Effect of Pyk2 depletion on thrombin-induced nuclear translocation and DNA binding of RelA/p65. HPAECs were transfected with si-Pyk2 or si-Con for 24–36 hours and challenged with thrombin (5 U/ml) for 1 hour. (A) Nuclear extracts were immunoblotted with an antibody to RelA/p65. Actin levels were used to monitor loading. The bar graph represents the effect of Pyk2 depletion on thrombin-induced nuclear translocation of RelA/p65 normalized to actin. Data are means (±SE) (n = 3 for each condition). ***P < 0.001 compared with untreated controls; ^###P < 0.001 compared with thrombin-stimulated control. (B) Nuclear extracts were assayed for RelA/p65 DNA-binding activity by electrophoretic mobility shift assay, as described in Materials and Methods. The bar graph represents the effect of Pyk2 depletion on thrombin-induced DNA binding of RelA/p65. Data are means (±SE) (n = 3–4 for each condition). ***P < 0.001 compared with untreated controls; ^###P < 0.001 compared with thrombin-stimulated control.

Figure 5.

(A and B) Effect of depletion or inhibition of Pyk2 on thrombin-induced phosphorylation of RelA/p65. HPAECs were transfected with si-Pyk2 or si-Con for 24–36 hours (A), or pretreated with Tyrphostin A9 (5 μM) for 1 hour (B). Cells were challenged with thrombin (5 U/ml) for 1 hour. Total cell lysates were immunoblotted with an anti-phospho RelA/p65 (Ser536) antibody. Total RelA/p65 was used to monitor loading. (A) The bar graph represents the effect of Pyk2 depletion on thrombin-induced RelA/p65 phosphorylation normalized to the total RelA/p65 level. Data are means (±SE) (n = 3–4 for each condition). *P < 0.05 compared with untreated controls; ^#P < 0.05 compared with thrombin-stimulated control. (B) Results are representative of two independent experiments. (C) Phosphorylation at Ser536 is required for thrombin-induced transcriptional activity of RelA/p65. HPAECs were cotransfected with Gal4-LUC in combination with Gal4 vector, Gal4-p65 (286–551), or Gal4-p65 (286–551, S536A). After 12 hours, cells were challenged with thrombin (5 U/ml) for 6 hours. Cell extracts were prepared and assayed for Firefly and Renilla luciferase activities. Data are means (±SE) (n = 6 for each condition). ^ΨΨΨP < 0.001 compared with Gal-4 vector control; ***P < 0.01 compared with Gal4-p65 (286–551) untreated control; ^###P < 0.001 compared with Gal4-p65 (286–551) thrombin-stimulated control.

Figure 6.

Effect of depletion of IKKα or IKKβ on thrombin-induced RelA/p65 phosphorylation. HPAECs were transfected with si-IKKα, siIKKβ, or si-Con for 24–36 hours and then challenged with thrombin (5 U/ml) for 1 hour. Total cell lysates were immunoblotted with an anti-phospho RelA/p65 (Ser536) antibody. Total RelA/p65 levels were used to monitor loading.
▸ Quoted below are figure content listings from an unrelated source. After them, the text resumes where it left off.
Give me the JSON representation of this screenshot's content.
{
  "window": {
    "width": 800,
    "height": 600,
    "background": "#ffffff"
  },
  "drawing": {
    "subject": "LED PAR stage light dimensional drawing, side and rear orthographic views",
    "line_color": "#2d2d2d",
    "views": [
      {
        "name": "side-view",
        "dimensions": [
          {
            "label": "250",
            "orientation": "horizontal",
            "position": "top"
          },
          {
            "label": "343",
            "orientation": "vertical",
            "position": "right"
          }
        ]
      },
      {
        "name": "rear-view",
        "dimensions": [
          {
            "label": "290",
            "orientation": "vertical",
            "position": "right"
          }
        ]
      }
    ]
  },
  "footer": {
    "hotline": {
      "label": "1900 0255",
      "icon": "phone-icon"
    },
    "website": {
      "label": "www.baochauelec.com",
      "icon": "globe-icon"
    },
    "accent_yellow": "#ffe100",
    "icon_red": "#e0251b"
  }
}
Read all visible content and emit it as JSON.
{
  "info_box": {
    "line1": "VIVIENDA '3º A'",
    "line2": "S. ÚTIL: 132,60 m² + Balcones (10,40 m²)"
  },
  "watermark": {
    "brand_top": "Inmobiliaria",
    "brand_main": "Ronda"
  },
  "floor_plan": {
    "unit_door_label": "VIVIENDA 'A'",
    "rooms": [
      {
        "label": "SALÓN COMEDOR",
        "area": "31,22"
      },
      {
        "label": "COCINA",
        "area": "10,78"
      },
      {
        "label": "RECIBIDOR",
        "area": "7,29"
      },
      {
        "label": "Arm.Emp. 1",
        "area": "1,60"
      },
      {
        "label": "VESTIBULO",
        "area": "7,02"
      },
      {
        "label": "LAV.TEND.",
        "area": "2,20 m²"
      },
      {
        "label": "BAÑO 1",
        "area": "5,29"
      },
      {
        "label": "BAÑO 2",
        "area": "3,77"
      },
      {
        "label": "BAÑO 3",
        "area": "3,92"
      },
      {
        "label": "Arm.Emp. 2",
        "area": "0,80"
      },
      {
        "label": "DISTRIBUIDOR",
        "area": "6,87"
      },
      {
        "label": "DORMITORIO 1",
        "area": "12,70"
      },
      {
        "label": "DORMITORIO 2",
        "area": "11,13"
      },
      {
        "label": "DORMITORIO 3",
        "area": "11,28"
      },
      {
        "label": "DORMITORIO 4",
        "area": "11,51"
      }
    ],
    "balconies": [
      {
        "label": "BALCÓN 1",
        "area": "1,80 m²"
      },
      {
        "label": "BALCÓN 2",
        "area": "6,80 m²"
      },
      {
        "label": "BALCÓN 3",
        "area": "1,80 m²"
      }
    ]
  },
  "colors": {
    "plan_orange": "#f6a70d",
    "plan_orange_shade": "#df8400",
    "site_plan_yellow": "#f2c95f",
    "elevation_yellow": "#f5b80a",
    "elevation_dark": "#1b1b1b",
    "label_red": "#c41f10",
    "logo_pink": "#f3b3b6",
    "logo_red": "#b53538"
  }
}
Depletion of IKKα or IKKβ was determined by immunoblotting the lysates with an antibody to IKKα or IKKβ, respectively. The bar graph represents the effect of depletion of IKKα or IKKβ on thrombin-induced RelA/p65 phosphorylation normalized to total RelA/p65 level. Data are means (±SE) (n = 3–4 for each condition). ***P < 0.001 compared with untreated controls; ^##P < 0.01 or ^#P < 0.05 compared with thrombin-treated control; ^#P < 0.05 compared with thrombin-treated control.